Don stressed that it is important for residents in rural areas to become involved in community activities. He warned that many people wait too long to become involved, only acting when a crisis in town has already occurred. “It is critical to keep the high quality of life that will attract our young people back to rural communities,” he explained. Keeping the local school, grocery store, health clinic and other necessary community assets are critical, because bringing them back once they have closed their doors is much more difficult.
Don explained that the current recession has offered opportunities for entrepreneurship for those who have lost their jobs. They might never have had the courage to go into business for themselves if they had continued to be comfortably employed. Many new entrepreneurs are launching out on their own rather than sitting around.
According to the U.S. Dept. of Commerce Office of Advocacy, there were 27.5 million total businesses in the United States, and 21.4 million self-employed (businesses without employees). On the other end of the spectrum, there were only 18,311 businesses with more than 500 employees, according to statistics from 2007-2009.
An entrepreneur is a person who creates and grows a venture, and entrepreneur-build economies. “It is important to create jobs,” Don explained, “but it is even more important to create opportunities. The path to financial success is being in business.”

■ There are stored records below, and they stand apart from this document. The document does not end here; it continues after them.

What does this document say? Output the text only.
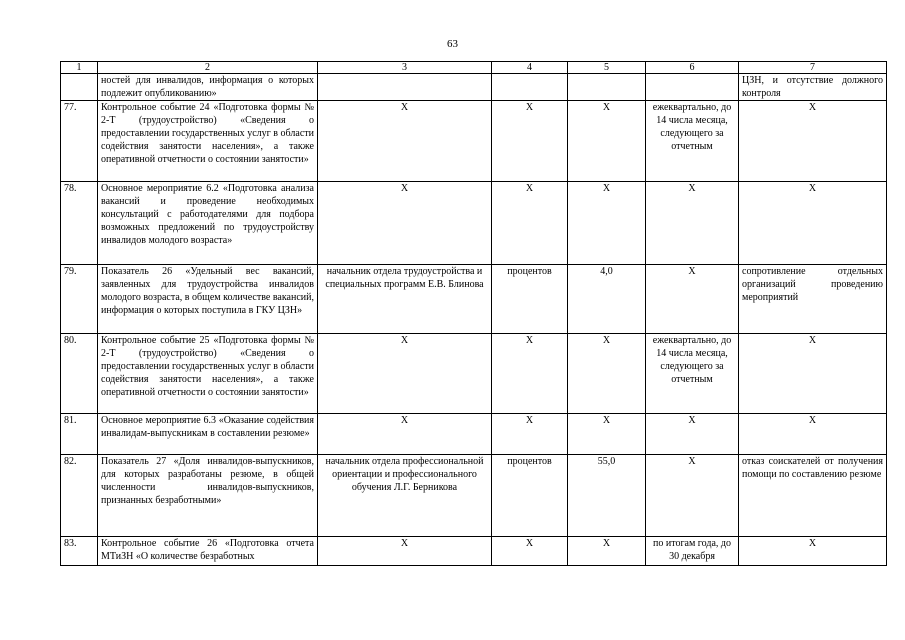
63
1	2	3	4	5	6	7
	ностей для инвалидов, информация о которых подлежит опубликованию»					ЦЗН, и отсутствие должного контроля
77.	Контрольное событие 24 «Подготовка формы № 2-Т (трудоустройство) «Сведения о предоставлении государственных услуг в области содействия занятости населения», а также оперативной отчетности о состоянии занятости»	Х	Х	Х	ежеквартально, до 14 числа месяца, следующего за отчетным	Х
78.	Основное мероприятие 6.2 «Подготовка анализа вакансий и проведение необходимых консультаций с работодателями для подбора возможных предложений по трудоустройству инвалидов молодого возраста»	Х	Х	Х	Х	Х
79.	Показатель 26 «Удельный вес вакансий, заявленных для трудоустройства инвалидов молодого возраста, в общем количестве вакансий, информация о которых поступила в ГКУ ЦЗН»	начальник отдела трудоустройства и специальных программ Е.В. Блинова	процентов	4,0	Х	сопротивление отдельных организаций проведению мероприятий
80.	Контрольное событие 25 «Подготовка формы № 2-Т (трудоустройство) «Сведения о предоставлении государственных услуг в области содействия занятости населения», а также оперативной отчетности о состоянии занятости»	Х	Х	Х	ежеквартально, до 14 числа месяца, следующего за отчетным	Х
81.	Основное мероприятие 6.3 «Оказание содействия инвалидам-выпускникам в составлении резюме»	Х	Х	Х	Х	Х
82.	Показатель 27 «Доля инвалидов-выпускников, для которых разработаны резюме, в общей численности инвалидов-выпускников, признанных безработными»	начальник отдела профессиональной ориентации и профессионального обучения Л.Г. Берникова	процентов	55,0	Х	отказ соискателей от получения помощи по составлению резюме
83.	Контрольное событие 26 «Подготовка отчета МТиЗН «О количестве безработных	Х	Х	Х	по итогам года, до 30 декабря	Х
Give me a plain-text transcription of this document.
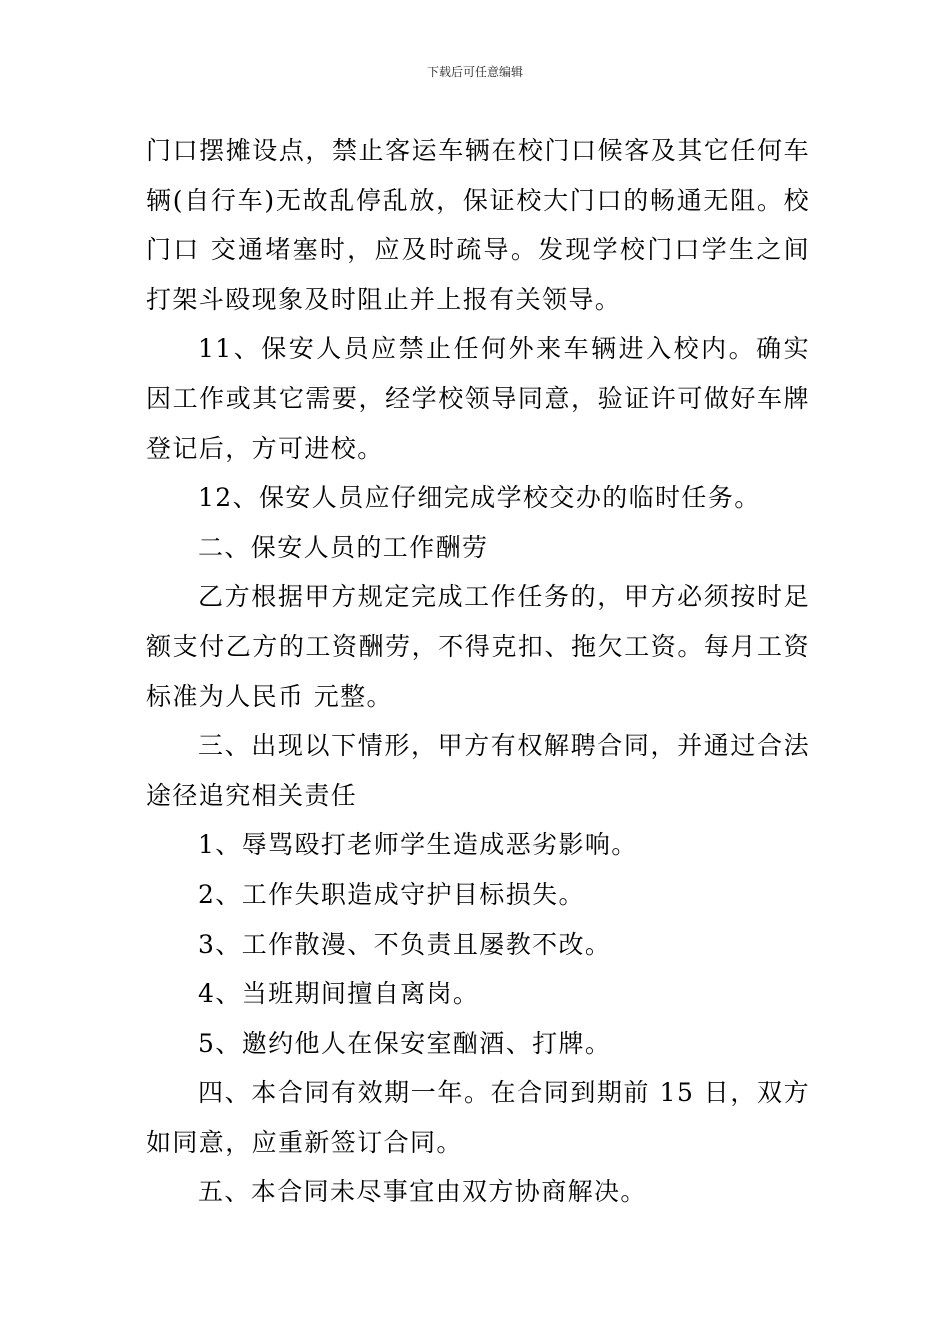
下载后可任意编辑

门口摆摊设点，禁止客运车辆在校门口候客及其它任何车辆(自行车)无故乱停乱放，保证校大门口的畅通无阻。校门口 交通堵塞时，应及时疏导。发现学校门口学生之间打架斗殴现象及时阻止并上报有关领导。

11、保安人员应禁止任何外来车辆进入校内。确实因工作或其它需要，经学校领导同意，验证许可做好车牌登记后，方可进校。

12、保安人员应仔细完成学校交办的临时任务。

二、保安人员的工作酬劳

乙方根据甲方规定完成工作任务的，甲方必须按时足额支付乙方的工资酬劳，不得克扣、拖欠工资。每月工资标准为人民币 元整。

三、出现以下情形，甲方有权解聘合同，并通过合法途径追究相关责任

1、辱骂殴打老师学生造成恶劣影响。

2、工作失职造成守护目标损失。

3、工作散漫、不负责且屡教不改。

4、当班期间擅自离岗。

5、邀约他人在保安室酗酒、打牌。

四、本合同有效期一年。在合同到期前 15 日，双方如同意，应重新签订合同。

五、本合同未尽事宜由双方协商解决。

Kansas Farm Bureau became involved in strengthening rural communities because a caring FB member, concerned for her family and her community, pleaded with KFB leaders to become engaged in rural development. With out-migration of population and decline in rural Kansas, Kansas Farm Bureau searched for solutions to resolve these grave issues.
One shocking discovery was illuminated in a Transfer of Wealth study that predicted Kansas could expect approximately $66 billion to transfer from one generation to the next by 2020 and roughly $500 billion by 2050. Those dollars will most certainly leave their communities/counties and go to children who live elsewhere. Ideally, 3-5% of that amount ($3.3 billion) should be donated to local community foundations for strategic investment in community improvement. Those investments could help finance a business plan for an entrepreneurship or small business or used to address leadership development growth within these rural communities. Community foundations could develop innovative projects that would address the attraction and retention of our youth.
With initial funding from USDA Rural Development and SBA, Kansas Farm Bureau began two rural development efforts, the Kansas HomeTown Prosperity Initiative and the Kansas Entrepreneurial Communities Initiative.
The Kansas HomeTown Prosperity Initiative, based on Nebraska’s HomeTown Competitiveness program, builds on four key elements: developing and mobilizing leadership capacity; capturing wealth transfer through charitable giving; energizing entrepreneurship; and attracting and engaging young people. “Our three pilot communities – Atwood, Onaga and Sedan – are following the best practices already established in Nebraska,” Harry explained. “Community case studies have illustrated what works when a strategic plan for improvement is developed and carried out.”
The Kansas Entrepreneurial Communities Initiative, piloted in six communities, uses an entrepreneur-focused development strategy. Building on a support system of Kansas Farm Bureau, USDA-RD, NetWork Kansas and the Kansas Small Business Development Center, the KECI focuses on growth-oriented entrepreneurs and enhanced opportunities for attracting people and growing businesses.
Results in Atwood (Rawlins County) show that the effort is paying off. New families are moving in, school enrollment has increased for the first time since 2000 (after a 34% loss in student population), more jobs are available and income has increased. Communities flourish by choice, and Atwood has chosen to turn itself around to become a successful rural community with a high quality of life to attract its youth to return to raise their families.
Kansas Farm Bureau can be proud of listening to its members and taking decisive action.